Regia di Marco Bellocchio vedi scheda film
In principio era “Vacanze in Val Trebbia”, poi “Sorelle” nel 2006, “Sorelle Mai” nel 2010 e nel 2021 “Marx può aspettare”. Oggi l’autoanalisi di Marco Bellocchio non passa più per il guru della psicoanalisi Massimo Fagioli. Le sedute dell’ultimo grande regista italiano sono questa serie di opere (auto) biografiche sulla sua famiglia. Sedute apertis verbis sulla morte del fratello gemello Camillo nel dicembre 1968. Una morte violenta, un suicidio inaspettato, i cui sensi di colpa hanno puntellato la filmografia di Bellocchio cineasta. Attraverso la testimonianza, il racconto dei fratelli: Piergiorgio, l’intellettuale dei “Quaderni Piacentini”; Alberto, le sorelle Letizia e Maria Luisa (figure familiari anche per noi spettatori); Gianni Schicchi, i figli Elena e Piergiorgio e così via. Essi ricostruiscono la figura di Camillo, un ragazzo bello, biondo e con un velo di malinconia. Forse era schiacciato dalle personalità dei fratelli più famosi, forse era insoddisfatto del lavoro di insegnante? Eppure sembrava avesse trovato la sua strada. Il gemello Marco scandaglia le motivazioni anche tramite la sorella della cognata che porta indizi privati precisi e risentimenti, la spocchia dei Bellocchio. Il regista non nasconde nulla, fa davvero una confessione pubblica, fa ammenda a nome di tutti.

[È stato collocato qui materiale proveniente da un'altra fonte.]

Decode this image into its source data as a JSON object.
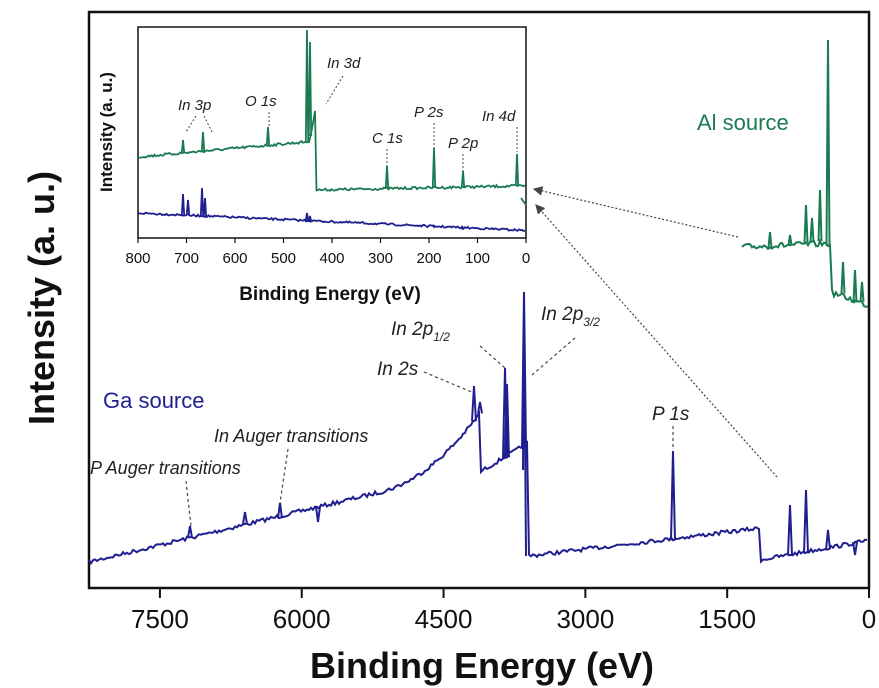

Il cinema bellocchiano aveva già cercato di elaborare il lutto, di vivisezionare il dolore seminando qui e là quel terribile dolore. I bambini/ricordo/sogno di “Salto nel vuoto” che soffrono le urla dello zio matto (l’indimenticabile Giampaolo Saccarola), l’icona Lou Castel che piange il fratello gemello ne “Gli occhi, la bocca” contorcendosi in una ferita non rimarginabile. La madre stessa, figura che poi esploderà ne “L’ora di religione”, fa(ceva) capolino fin da “I pugni in tasca”. Ciascuno dei fratelli e delle sorelle rivive quegli attimi, quel tempo.
Bellocchio riesce ad appassionarci ancora una volta, ci emoziona e ci rende partecipi di un dramma familiare con misura e rispetto nonostante il tema non lo sia. Con le preziose letture psichiatriche di Luigi Cancrini e cinematografiche di padre Fantuzzi, l’autore di Bobbio ci restituisce un compendio della nostra società in un passaggio epocale del Paese. Questa pietra angolare, definitiva della sua vita è la migliore autoanalisi che potesse concepire.